Highlights & Insights

  • Practical value of path-based CEs: Users can trade off between "proximate but less robust" and "robust but requiring larger changes" — a strictly more informative alternative to single-point CEs.
  • Simplicity and effectiveness of label-conditional clustering: Partitioning GMM clusters by class label straightforwardly yields diverse prototypical recourse targets.
  • Privacy preservation: The method generates synthetic CEs rather than exposing training data points.

Limitations & Future Work

  • CE validity depends on the quality of L-GMVAE training; cluster centers must be verified to be correctly classified.
  • On datasets with a large proportion of categorical features, the quality of synthetic data degrades noticeably (e.g., a 12.7% gap on adult).
  • Linear interpolation assumes local smoothness of the latent space, which may be insufficient for complex decision boundaries.
  • Causal constraints among features are not considered.
  • vs.
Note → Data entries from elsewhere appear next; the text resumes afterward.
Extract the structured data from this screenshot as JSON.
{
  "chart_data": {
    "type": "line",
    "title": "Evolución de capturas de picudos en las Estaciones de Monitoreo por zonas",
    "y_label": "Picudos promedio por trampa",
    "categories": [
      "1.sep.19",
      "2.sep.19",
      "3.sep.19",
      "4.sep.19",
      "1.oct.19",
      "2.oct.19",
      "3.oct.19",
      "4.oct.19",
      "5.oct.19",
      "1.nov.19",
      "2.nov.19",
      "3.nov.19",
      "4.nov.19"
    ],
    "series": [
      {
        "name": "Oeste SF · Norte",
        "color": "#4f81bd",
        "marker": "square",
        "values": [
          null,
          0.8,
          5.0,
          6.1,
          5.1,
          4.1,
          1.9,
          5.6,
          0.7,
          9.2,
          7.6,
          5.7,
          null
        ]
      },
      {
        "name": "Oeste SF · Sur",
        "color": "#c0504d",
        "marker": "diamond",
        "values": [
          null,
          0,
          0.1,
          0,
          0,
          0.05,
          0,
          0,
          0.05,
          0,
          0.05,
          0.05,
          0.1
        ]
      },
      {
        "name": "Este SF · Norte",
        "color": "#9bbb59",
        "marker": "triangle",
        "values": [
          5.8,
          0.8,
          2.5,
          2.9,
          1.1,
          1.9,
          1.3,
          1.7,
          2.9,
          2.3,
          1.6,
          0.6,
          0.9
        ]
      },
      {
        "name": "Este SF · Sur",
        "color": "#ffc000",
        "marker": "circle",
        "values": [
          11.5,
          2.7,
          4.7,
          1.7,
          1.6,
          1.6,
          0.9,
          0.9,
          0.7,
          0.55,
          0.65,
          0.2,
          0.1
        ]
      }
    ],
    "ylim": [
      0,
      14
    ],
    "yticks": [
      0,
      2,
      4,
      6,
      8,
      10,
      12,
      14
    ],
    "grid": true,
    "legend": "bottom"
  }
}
DRCE: DRCE uses nearest neighbors to ensure input robustness, but its heuristic distance threshold cannot guarantee perfect robustness. LAPACE achieves perfect robustness through convergence to fixed centers.
  • vs. DiCE: DiCE produces diverse CEs via multi-objective optimization but at the cost of poor plausibility. LAPACE naturally ensures plausibility through the VAE manifold.
  • vs. RobXCE: RobXCE enhances model robustness by pushing the decision boundary further away but does not guarantee diversity.

Rating

  • Novelty: ⭐⭐⭐⭐ — The combination of label-conditional GMVAE and path-based CEs is novel and principled.
  • Experimental Thoroughness: ⭐⭐⭐⭐⭐ — Eight metrics, five baselines, four datasets, actionability tests, and path analysis constitute a very comprehensive evaluation.
  • Writing Quality: ⭐⭐⭐⭐ — Clear and well-organized with intuitive illustrations.
  • Value: ⭐⭐⭐⭐ — Provides a unified framework addressing the multi-attribute requirements of counterfactual explanations.